What Orange is the New Black Teaches Us About Parenting

NOTE: No spoilers here! If you’re reading this, then you’re my bitch… in a good way, not necessarily in a prison way… and BBFs never ruin good binges! I myself am consuming slowly to savor the show; so I’m still not done with Orange is the New Black, Season 2. Jealous? 

If you’re like me, the ladies of Litchfield State Prison have you locked up and unable to do much else besides watch them in the new season of Orange is the New Black.

Even if you don’t watch the show, you know the premise: Piper Chapman, a bisexual Yuppie with a male fiancé that wears annoying sweaters, goes to jail for being a drug mule for her ex-girlfriend ten years prior. It’s a fish out of water story set in the cesspool of the US prison system.

Although the series is specifically about harsh realities — the injustices of incarceration, the viciousness of the cycle of poverty, racial tension, drug and alcohol addiction, mental illness, and more — it also lends itself to some universal life lessons, too.

So while you probably shouldn’t look to Orange is the New Black for LITERAL parent role models (i.e., it’s not a good idea to bring your daughters into your drug ring or enlist your sons to help you smuggle contraband), there are several figurative parenting lessons well worth stealing:

1) The punishment doesn’t have to fit the crime. You don’t have to watch OITNB to know this to be true; in the show, Piper was a drug mule just one time a decade prior to her conviction, yet she’s still serving a 15-month sentence in women’s federal prison.
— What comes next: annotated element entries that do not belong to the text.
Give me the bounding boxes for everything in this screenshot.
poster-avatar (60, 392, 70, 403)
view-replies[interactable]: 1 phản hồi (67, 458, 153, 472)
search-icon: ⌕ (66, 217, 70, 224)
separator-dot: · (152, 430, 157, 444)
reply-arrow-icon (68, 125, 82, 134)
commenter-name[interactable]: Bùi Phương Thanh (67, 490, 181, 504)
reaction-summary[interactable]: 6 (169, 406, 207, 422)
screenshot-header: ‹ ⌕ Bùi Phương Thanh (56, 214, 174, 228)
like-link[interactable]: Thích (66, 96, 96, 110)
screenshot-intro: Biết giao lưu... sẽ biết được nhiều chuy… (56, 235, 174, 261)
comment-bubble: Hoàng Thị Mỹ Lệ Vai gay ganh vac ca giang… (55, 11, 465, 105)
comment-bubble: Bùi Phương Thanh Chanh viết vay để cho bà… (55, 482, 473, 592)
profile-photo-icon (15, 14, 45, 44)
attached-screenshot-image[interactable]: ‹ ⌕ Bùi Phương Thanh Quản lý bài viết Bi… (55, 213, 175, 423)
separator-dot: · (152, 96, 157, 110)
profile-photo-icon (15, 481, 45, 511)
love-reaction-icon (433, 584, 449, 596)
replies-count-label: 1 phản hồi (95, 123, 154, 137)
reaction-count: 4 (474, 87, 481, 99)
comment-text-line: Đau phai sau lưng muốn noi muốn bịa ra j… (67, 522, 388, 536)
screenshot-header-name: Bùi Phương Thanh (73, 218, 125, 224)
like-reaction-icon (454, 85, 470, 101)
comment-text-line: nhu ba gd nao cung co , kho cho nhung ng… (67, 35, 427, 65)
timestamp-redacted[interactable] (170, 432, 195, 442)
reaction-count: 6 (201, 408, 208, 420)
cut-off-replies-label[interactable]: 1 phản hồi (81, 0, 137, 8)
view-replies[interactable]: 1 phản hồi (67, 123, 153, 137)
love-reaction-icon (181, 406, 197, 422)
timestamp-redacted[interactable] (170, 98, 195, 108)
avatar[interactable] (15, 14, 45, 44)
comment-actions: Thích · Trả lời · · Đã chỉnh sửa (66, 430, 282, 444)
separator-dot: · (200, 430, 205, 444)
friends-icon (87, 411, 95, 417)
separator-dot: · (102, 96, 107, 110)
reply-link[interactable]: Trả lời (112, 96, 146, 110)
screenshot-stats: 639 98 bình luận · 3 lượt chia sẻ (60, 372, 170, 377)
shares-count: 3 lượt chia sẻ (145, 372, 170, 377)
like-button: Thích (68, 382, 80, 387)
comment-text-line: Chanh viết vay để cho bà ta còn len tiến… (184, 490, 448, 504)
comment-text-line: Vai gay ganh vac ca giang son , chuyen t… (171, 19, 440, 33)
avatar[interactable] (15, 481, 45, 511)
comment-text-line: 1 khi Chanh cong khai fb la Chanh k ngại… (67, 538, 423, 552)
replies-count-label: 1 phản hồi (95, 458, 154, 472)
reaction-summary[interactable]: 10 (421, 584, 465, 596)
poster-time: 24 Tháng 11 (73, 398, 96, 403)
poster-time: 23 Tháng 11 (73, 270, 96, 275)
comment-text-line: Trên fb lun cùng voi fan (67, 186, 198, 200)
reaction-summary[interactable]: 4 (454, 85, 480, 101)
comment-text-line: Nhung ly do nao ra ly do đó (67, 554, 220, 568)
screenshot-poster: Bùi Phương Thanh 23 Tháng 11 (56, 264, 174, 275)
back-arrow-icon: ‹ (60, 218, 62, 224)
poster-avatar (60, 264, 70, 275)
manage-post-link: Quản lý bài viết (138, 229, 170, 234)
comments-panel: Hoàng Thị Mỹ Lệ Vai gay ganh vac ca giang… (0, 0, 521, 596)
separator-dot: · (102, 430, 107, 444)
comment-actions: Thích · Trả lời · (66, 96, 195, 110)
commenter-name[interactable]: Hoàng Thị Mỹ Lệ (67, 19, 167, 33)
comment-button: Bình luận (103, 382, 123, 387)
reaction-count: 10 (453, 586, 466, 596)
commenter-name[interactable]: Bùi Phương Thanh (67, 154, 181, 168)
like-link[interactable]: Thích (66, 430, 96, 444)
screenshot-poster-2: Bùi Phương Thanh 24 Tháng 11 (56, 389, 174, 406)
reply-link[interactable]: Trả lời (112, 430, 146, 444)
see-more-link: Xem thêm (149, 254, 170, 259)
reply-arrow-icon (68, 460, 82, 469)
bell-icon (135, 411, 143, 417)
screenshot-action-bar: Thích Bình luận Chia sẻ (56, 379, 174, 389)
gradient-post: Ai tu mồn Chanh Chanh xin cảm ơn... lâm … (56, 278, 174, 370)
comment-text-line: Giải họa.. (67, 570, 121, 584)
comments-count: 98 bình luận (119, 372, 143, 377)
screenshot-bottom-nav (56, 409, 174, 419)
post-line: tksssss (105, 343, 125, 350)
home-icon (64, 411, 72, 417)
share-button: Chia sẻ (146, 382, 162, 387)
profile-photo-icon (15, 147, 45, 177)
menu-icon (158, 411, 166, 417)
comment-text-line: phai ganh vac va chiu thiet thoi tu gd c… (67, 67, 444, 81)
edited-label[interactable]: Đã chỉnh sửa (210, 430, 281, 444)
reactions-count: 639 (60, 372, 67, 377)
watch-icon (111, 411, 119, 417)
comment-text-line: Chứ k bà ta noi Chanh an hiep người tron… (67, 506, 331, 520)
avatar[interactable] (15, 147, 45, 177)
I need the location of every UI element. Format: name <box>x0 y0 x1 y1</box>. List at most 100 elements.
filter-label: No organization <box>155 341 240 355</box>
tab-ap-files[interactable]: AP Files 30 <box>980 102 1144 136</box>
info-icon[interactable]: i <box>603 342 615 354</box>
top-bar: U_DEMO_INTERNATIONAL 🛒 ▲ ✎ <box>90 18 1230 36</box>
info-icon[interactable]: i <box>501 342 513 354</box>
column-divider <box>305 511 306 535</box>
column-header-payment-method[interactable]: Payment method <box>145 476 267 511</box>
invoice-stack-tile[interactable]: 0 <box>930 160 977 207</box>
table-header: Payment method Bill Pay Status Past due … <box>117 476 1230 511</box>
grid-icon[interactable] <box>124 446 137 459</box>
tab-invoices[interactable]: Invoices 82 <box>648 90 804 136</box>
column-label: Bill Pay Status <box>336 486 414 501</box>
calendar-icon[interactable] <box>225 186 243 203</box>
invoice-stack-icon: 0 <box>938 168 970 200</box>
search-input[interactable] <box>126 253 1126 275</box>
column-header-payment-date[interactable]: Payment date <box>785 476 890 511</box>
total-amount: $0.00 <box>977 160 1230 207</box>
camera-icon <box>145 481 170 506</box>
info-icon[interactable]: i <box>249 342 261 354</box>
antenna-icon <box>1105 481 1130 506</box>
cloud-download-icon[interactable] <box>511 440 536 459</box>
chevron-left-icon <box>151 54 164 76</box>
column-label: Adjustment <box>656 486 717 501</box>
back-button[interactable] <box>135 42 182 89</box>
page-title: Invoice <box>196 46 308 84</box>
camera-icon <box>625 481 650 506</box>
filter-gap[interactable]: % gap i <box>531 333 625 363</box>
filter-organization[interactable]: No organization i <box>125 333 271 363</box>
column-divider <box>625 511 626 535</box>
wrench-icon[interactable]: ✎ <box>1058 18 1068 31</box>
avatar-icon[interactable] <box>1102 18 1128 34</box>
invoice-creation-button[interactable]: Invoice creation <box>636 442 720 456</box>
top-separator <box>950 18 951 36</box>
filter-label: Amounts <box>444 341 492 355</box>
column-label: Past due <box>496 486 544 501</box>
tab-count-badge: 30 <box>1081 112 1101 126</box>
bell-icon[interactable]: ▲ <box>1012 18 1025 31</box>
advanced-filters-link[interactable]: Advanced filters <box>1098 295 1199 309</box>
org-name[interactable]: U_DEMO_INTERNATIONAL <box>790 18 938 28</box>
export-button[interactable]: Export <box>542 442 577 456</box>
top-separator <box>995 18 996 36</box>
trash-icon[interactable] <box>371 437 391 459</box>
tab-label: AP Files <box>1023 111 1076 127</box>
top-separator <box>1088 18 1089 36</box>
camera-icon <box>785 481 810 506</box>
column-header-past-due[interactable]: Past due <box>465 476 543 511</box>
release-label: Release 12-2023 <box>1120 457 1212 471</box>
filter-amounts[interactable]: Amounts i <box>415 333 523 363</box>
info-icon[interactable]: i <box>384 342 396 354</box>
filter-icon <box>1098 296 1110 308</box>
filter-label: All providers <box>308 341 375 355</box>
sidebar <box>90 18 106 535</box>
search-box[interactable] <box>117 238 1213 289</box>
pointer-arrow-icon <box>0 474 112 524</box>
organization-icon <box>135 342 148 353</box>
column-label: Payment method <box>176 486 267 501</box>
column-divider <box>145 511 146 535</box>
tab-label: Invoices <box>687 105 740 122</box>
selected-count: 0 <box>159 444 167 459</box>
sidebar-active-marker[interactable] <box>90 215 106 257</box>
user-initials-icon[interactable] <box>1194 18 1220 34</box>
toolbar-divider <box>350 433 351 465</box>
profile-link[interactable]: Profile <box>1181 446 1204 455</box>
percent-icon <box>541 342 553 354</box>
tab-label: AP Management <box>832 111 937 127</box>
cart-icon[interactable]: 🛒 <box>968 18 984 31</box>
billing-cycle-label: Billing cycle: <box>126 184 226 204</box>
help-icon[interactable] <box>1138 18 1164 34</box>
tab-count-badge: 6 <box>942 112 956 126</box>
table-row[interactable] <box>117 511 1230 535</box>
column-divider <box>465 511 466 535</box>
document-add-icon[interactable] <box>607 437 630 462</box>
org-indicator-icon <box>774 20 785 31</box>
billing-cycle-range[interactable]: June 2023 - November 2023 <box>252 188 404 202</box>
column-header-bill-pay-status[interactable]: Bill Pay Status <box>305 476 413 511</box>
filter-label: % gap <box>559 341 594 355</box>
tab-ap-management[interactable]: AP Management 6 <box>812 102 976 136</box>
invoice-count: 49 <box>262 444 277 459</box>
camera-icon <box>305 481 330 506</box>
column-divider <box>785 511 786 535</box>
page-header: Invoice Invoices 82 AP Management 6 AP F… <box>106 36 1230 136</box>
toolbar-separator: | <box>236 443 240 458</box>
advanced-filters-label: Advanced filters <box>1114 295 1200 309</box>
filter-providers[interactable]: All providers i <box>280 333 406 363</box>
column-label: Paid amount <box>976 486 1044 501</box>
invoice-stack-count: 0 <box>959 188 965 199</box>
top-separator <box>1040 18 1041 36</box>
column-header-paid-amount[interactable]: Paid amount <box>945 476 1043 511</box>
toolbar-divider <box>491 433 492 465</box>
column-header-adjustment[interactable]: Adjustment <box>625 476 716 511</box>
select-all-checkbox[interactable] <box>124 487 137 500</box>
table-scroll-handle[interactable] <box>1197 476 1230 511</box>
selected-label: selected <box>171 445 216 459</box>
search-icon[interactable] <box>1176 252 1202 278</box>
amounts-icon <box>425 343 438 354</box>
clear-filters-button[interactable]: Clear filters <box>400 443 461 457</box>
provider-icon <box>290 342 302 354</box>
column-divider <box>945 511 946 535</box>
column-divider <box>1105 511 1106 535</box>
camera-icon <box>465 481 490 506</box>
In my house, leaving dirty socks laying around in the living room now gets offenders one week cellphone-free — it’s not fair, but so far, it’s working. Also, the system of giving “shots,” which are often arbitrary write-ups for even minor violations, seem like a really good way to keep the kiddos in check.

2) S/he who controls the kitchen wins. Aside from literally having the power to keep people happily fed or systematically starved, the kitchen is the heart of any house — Big House included. Cooking is an excellent stress-reliever (all that chopping!), and doling out treats is a good way to get people’s attention. My kids know I usually keep a bag of chocolate chips hidden somewhere in the kitchen, and I’ve found that even a small handful makes for an excellent bribe. Also, as it is in Litchfield, when I REALLY want to win some favor, I just bust out a Funfetti cake. Works every time.

3) Sometimes other mothers are the best parents. One of the strongest themes in the show is girls looking for mother figures. And some of the girls (i.e., Daya) are locked up with their own moms (i.e., Aleida) or even surrogate moms (Taystee/Vee). While the mothers look out for their kids in their own way, other women are often better at lending comfort and support. The mother-child dynamic is part of the reason, and also, the idea of it taking a village to raise a child holds true everywhere. 

4) Be resourceful: Maybe you think you’re resourceful for keeping baby wipes in your car and bathroom long after your kids need them, but can you light a fire with a battery or have you considered cleaning that stubborn floor stain with a couple of maxi pads strapped to your feet?

5) Find a constructive way to blow off steam: Just like prison guards are people too, parents deserve a break AND a way to authentically express themselves. In OITNB, Officer Joe Caputo plays bass in his band, Sideboob and gardens. Or, for a more cerebral break, take a page out of the inmates book and immerse yourself in a good read (i.e., Anna Karenina [Piper], We are the Goldens [Red], Sinful Chocolate [Taystee], Atonement [Leanne]).

6) We make our own prisons: Of course on OITNB, the ladies are literally behind bars, but as we get to know their backstories, it’s pretty clear that bad choices, poor impulse control, and unwillingness to walk away from a soul-sucking or dead end situation had them locked up long before they ever got busted. Take away societal pressures, expectations, and constraints, and many of the women find themselves freer in jail than they ever have been. Similarly, there is a lot of social pressure on parents to conform to often unrealistic, rigid, and inappropriate standards when it comes to raising a child. (Youth sports, anyone? Today’s academics are rough, too.) Don’t lock your kid in a parenting jail; the key is to know who s/he is, and make decisions about what’s right for your child based on what they need, not what the outside world is pressuring you to do. (Word to Suzanne, “Crazy Eye’s” mom!)

7) You’ve got time. Aside from being OITNB’s brilliant (and/or annoying, depending on how you look at it) original opening song by Regina Spektor, it’s also a good reminder that even when everyone is waiting on you (and that’s usually the case as I traverse well-worn paths to pick up my kids at opposite ends of the earth daily), you’ve still got time. Even if you end up paying for after care every once in a while.

8) Parenting is a life sentence. And that’s a good thing.